Dois pés em bronze dourado – uma da Roma antiga, outro de Henri Matisse – competem por atenção contra palmilhas, o peito do pé de uma bailarina e os dedinhos minúsculos de um bebé que dá os seus primeiros passos.
Percorri uma pista de testes sobre o pé humano e a sua função em Equilibrium, uma fascinante exposição no Museu Salvatore Ferragamo, em Florença.
Como estava a sofrer com o peito do pé inchado e ligado depois de ter dado uma queda dos meus sapatos de cunha em Capri, no desfile de alta costura de Dolce & Gabbana, sentia-me particularmente sensível ao pé e à sua função.
Contudo, não é preciso cair de um penhasco para apreciar esta exposição erudita, mas provocante. Ri-me ao ver os nossos antepassados, os primatas, como modelos peludos gravando no solo as pegadas por si deixadas em África há 3,6 milhões de anos.
Senti as lágrimas virem-me aos olhos quando vi os minúsculos sapatos em pele de bezerro com sola anti derrapagem feitos por Salvatore Ferragamo em 1946 para o seu filho Ferruccio, atual presidente do negócio da família.
Fiquei igualmente maravilhada com as figuras acrobaticamente penduradas num espaço vazio, a fazer lembrar os mobiles de Alexander Calder e a sua inspiração circense. Mas estremeci quando vi e ouvi alguns famosos registados em filme: a passada decidida de John F Kennedy, a marcha religiosa de Mahatma Gandhi e o passo militar sincopado de Adolf Hitler.
Acima de tudo, Stefania Ricci, a diretora e arquivista do museu e o crítico de arte Sergio Risaliti, co-curadores de Equilibrium, deveriam ser aplaudidos pelos impressionantes objetos de arte e as referências que reuniram, vindos de museus de todo o mundo. Entre eles, inclui-se uma ilustração da viagem de ADivina Comédia de Dante, cedida pela Biblioteca Nazionale Centrale de Florença, e esculturas de Edgar Degas do Musée d’Orsay, em Paris.
Especialmente tocante é a secção de dança, onde a delicadeza das bailarinas descalças de Degas ou um desenho a caneta e tinta quatrocentista de Raphael nos mostram os pés em estado de graça
Mas a alma e a sola dos sapatos é, evidentemente o próprio Salvatore.

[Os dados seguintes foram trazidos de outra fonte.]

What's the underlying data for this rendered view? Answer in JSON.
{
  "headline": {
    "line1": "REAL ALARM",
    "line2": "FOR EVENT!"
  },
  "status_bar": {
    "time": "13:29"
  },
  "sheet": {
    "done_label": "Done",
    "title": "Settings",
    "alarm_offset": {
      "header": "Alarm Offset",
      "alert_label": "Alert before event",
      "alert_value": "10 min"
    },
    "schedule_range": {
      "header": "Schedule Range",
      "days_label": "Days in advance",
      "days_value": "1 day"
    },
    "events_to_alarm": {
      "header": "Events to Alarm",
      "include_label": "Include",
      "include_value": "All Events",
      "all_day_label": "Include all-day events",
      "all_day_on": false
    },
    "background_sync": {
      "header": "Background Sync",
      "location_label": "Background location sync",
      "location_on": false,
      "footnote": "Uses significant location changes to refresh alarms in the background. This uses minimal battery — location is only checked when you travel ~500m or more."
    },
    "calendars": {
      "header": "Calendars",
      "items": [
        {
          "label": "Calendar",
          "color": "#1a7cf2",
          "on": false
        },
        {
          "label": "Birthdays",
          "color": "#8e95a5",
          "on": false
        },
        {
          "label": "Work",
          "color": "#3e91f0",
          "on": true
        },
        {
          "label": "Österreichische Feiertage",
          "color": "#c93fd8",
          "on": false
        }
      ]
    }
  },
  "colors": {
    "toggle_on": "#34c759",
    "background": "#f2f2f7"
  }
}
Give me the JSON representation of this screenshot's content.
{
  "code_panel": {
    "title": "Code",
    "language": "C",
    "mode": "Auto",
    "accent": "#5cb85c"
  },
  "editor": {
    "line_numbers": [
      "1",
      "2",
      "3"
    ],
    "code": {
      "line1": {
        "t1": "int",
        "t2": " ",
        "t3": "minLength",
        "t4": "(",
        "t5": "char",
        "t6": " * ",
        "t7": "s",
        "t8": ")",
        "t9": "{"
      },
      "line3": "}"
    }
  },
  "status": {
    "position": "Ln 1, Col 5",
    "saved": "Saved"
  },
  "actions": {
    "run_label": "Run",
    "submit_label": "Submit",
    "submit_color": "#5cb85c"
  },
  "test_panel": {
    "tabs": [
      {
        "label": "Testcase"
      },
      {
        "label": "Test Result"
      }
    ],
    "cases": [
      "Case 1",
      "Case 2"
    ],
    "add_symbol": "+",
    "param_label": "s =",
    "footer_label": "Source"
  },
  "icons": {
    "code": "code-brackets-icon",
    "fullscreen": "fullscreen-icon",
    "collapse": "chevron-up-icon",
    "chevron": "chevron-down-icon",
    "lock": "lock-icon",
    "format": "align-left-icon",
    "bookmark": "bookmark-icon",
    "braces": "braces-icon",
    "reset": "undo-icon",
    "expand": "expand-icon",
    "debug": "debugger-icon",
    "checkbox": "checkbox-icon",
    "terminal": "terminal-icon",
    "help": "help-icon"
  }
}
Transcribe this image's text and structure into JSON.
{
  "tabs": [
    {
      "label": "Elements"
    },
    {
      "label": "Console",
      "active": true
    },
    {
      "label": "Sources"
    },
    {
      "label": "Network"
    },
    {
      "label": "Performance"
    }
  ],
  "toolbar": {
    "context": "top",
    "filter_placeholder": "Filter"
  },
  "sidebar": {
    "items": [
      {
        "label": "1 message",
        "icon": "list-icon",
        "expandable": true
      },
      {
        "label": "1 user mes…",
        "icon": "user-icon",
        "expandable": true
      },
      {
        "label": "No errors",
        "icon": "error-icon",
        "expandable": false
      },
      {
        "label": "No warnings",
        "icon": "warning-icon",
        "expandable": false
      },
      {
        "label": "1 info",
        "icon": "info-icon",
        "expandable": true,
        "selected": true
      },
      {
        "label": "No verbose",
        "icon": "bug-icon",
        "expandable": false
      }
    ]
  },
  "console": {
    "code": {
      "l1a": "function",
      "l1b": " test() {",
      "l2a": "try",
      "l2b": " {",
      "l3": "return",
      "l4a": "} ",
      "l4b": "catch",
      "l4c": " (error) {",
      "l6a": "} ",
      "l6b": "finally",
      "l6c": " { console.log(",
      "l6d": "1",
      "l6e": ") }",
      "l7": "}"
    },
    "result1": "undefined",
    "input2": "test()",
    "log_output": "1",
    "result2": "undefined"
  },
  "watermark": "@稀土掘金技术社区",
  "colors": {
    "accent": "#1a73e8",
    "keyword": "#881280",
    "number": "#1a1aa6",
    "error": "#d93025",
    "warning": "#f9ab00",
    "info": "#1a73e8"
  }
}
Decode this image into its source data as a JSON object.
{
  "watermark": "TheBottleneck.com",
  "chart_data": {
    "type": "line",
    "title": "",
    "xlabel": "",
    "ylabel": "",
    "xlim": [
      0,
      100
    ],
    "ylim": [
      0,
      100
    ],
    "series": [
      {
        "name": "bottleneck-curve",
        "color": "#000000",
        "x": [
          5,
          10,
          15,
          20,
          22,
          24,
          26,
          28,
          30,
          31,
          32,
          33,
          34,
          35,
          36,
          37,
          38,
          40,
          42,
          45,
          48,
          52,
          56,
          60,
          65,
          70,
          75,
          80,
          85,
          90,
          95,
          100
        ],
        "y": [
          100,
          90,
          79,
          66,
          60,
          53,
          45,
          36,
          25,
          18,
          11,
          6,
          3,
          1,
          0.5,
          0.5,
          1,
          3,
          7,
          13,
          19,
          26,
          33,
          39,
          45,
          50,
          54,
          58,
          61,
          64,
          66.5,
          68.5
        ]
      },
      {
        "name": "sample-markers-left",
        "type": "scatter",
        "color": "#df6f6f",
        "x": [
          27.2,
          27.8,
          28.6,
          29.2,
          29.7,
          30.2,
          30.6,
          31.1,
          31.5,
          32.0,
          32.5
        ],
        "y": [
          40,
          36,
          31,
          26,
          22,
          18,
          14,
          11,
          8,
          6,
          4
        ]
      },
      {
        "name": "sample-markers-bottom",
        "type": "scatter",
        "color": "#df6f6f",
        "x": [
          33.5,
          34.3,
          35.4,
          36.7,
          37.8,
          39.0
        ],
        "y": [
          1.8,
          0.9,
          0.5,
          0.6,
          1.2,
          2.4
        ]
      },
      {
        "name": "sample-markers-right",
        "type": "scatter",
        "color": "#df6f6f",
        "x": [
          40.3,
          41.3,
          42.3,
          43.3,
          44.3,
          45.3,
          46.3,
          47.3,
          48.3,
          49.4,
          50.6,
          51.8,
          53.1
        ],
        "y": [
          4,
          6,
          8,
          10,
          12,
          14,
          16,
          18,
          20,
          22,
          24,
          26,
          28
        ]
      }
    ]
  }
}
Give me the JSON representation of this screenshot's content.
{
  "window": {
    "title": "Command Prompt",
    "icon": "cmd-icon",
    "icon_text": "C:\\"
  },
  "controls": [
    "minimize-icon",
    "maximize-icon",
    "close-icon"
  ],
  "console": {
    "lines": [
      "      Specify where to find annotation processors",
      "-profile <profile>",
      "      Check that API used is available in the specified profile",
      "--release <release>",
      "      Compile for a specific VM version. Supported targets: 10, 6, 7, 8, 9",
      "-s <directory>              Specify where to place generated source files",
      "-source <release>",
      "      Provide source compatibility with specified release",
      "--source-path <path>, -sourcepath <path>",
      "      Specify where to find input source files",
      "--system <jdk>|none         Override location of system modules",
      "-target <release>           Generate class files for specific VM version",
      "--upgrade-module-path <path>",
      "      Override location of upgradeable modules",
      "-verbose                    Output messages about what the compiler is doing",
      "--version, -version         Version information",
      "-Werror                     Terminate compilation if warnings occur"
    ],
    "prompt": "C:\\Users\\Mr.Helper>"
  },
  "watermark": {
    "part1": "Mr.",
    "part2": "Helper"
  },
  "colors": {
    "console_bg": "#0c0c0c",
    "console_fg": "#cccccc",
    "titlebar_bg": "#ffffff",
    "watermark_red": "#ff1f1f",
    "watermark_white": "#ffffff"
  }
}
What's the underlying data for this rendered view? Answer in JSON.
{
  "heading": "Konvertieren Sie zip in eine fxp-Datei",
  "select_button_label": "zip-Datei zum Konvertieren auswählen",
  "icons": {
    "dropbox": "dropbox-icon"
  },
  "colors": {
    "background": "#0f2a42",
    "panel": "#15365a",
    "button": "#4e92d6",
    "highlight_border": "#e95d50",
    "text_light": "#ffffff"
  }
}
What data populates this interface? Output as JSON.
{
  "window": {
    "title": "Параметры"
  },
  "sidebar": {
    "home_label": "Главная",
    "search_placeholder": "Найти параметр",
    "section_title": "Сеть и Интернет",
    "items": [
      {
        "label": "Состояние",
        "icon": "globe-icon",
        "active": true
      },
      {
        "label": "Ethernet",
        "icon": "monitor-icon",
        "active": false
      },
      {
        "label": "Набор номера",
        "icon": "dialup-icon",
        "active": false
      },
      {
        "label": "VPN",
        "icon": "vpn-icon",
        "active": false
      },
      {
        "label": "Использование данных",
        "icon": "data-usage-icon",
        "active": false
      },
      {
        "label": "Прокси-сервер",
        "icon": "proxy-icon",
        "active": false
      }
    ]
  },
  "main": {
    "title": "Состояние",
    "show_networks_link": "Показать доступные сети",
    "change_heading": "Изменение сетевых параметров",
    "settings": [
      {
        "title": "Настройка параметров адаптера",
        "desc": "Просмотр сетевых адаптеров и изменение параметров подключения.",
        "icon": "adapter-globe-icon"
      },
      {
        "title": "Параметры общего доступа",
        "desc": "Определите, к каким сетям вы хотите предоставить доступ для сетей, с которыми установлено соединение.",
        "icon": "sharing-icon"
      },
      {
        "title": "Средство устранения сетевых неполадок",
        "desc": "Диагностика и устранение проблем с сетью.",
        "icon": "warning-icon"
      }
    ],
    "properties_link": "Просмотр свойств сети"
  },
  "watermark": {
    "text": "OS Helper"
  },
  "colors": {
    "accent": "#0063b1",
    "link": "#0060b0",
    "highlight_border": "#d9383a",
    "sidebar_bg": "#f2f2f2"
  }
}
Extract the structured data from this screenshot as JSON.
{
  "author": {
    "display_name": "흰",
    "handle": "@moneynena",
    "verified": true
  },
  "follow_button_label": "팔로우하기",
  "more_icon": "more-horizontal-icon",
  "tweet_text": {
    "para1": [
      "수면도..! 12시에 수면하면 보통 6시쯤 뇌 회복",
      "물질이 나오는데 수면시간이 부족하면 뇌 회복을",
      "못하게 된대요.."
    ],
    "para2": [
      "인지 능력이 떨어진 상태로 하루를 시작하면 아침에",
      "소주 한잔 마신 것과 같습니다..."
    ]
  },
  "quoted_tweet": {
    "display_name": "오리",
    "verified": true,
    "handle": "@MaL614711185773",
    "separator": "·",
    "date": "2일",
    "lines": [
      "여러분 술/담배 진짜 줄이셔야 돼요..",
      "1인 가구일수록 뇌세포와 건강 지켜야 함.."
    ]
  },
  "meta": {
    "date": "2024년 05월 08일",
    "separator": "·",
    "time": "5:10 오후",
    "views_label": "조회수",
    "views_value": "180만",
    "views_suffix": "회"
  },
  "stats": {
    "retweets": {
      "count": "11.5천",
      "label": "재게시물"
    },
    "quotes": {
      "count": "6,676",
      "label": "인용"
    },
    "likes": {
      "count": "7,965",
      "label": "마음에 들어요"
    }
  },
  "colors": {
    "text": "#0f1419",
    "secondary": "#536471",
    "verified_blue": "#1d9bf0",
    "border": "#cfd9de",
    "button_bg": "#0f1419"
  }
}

“Ele passou a vida a estudar e a aprender sobre anatomia humana para melhor os seus conhecimentos do pé”, explicou Stefania Ricci, enquanto me mostrava os diferentes moldes trabalhados pelo designer para aprofundar o estudo científico do arco do pé.
Com os conhecimentos intuitivos de um italiano rodeado de arquitetura do Renascimento (na qual o arco suporta o peso do edifício), Ferragamo aplicou os mesmos princípios aos sapatos.
Marilyn Monroe, entre outras estrelas de Hollywood, pode ter sentido as vantagens dos estudos de Salvatore. No entanto, o equilíbrio volátil, sobretudo em saltos de diferentes alturas, evoluiu de um simples conhecimento científico, transformando-se numa forma de arte.
O “sapateiro das estrelas” sabia que o peso do corpo assenta todo sobre uma linha de prumo no arco do pé. Olhando para a fragilidade da figura de bronze de Alberto Giacometti “O Homem que Caminha”, partilhei a sensação do artista relativa à “fragilidade dos seres vivos, como se a qualquer momento fosse necessária uma quantidade de energia formidável para se manterem em pé”.
Em publicações anteriores, escrevi sobre os absurdos da moda dos saltos altos e interroguei-me por que razão as mulheres estavam preparadas para sofrer para serem “belas”. Os organizadores da exposição fizeram-me perceber o quão difícil é criar no calçado o “equilíbrio” concedido pela natureza – os músculos que movem o esqueleto e os neurónios que controlam a anatomia.
Mas o lado cientifico da exposição é tão leve como um bom par de sapatos de salto alto. Aqueles que quiserem aprofundar os seus conhecimentos, podem estudar o catálogo de Equilibrium e o seu resumo histórico magnificamente apresentado.
Amplamente ilustrado, o livro inclui o equilíbrio neo-clássico das bailarinas de Antonio Canova e os seus “ritmos de graciosidade”, as visões mais duras dos dedos distorcidos da bailarina avant-garde norte-americana Merce Cunningham, e a obra implacavelmente rígida esculpida em ametista Shoes for Departure (1991), da artista conceptual Marina Abramovic.
Espero que esta exposição viaje porque é muito mais significativa do que uma simples mostra de calçado – da mesma forma que Salvatore trouxe a arte, a ciência e uma inteligência superior para o seu, aparentemente humilde, ofício.